Dalam bahasa Inggris, kebudayaan disebut culture, yang berasal dari kata Latin, colere, yaitu
mengolah atau mengerjakan. Bisa diartikan juga sebagai mengolah tanah atau bertani. Kata culture juga
kadang diterjemahkan sebagai "kultur" dalam bahasa Indonesia. (wikipedia).
Budaya adalah suatu cara hidup yang berkembang dan dimiliki bersama oleh sebuah kelompok orang
dan diwariskan dari generasi ke generasi. Budaya terbentuk dari banyak unsur yang rumit, termasuk sistem
agama dan politik, adat istiadat, bahasa, perkakas, pakaian, bangunan, dan karya seni.

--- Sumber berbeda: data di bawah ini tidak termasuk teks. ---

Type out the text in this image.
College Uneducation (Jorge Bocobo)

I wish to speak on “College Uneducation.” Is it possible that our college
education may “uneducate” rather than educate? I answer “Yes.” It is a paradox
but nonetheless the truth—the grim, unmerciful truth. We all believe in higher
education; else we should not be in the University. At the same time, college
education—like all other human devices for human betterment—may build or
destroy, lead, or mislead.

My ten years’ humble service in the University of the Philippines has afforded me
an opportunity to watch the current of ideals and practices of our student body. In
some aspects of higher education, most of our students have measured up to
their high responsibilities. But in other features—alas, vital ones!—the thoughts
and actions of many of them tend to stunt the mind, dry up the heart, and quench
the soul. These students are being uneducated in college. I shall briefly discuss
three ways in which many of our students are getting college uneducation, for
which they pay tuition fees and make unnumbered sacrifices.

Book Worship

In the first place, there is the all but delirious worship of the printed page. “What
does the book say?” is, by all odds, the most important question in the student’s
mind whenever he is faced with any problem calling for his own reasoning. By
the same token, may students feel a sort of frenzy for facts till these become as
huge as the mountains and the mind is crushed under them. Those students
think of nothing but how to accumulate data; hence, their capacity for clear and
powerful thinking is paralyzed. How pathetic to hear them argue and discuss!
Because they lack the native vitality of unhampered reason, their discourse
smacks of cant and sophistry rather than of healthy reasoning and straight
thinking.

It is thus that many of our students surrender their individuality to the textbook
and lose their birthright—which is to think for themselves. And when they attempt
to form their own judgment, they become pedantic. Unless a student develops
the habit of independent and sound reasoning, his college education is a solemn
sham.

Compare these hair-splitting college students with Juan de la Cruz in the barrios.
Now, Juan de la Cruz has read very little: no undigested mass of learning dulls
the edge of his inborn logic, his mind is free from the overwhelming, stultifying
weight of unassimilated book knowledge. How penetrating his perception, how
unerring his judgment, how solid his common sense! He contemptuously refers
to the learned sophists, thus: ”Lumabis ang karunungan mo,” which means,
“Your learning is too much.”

Bahasa, sebagaimana juga budaya, merupakan bagian tak terpisahkan dari diri manusia sehingga
banyak orang cenderung menganggapnya diwariskan secara genetis. Ketika seseorang berusaha
berkomunikasi dengan orang-orang yang berbeda budaya dan menyesuaikan perbedaan-perbedaannya,
membuktikan bahwa budaya itu dipelajari.
Adat istiadat sendiri merupakan bagian dari budaya secara keseluruhan. Di mana dalam budaya
masyarakat, ada beberapa adat istiadat yang dikembangkan, seperti seni, tradisi dan perilaku masyarakatnya.

Budaya dan Tradisi Masyarakat Brebes


Seperti diketahui, wilayah Kabupaten Brebes yang berada di perbatasan Provinsi Jawa Tengah dan
Provinsi Jawa Barat, dipastikan terdapat beberapa asimilasi budaya dari kedua daerah tersebut. Asimiliasi itu,
otomatis membentuk adat dan budaya tersendiri. Yang bisa merupakan gabungan dari dua budaya atau
bahkan budaya tersendiri, yang tumbuh dan berkembang secara mandiri.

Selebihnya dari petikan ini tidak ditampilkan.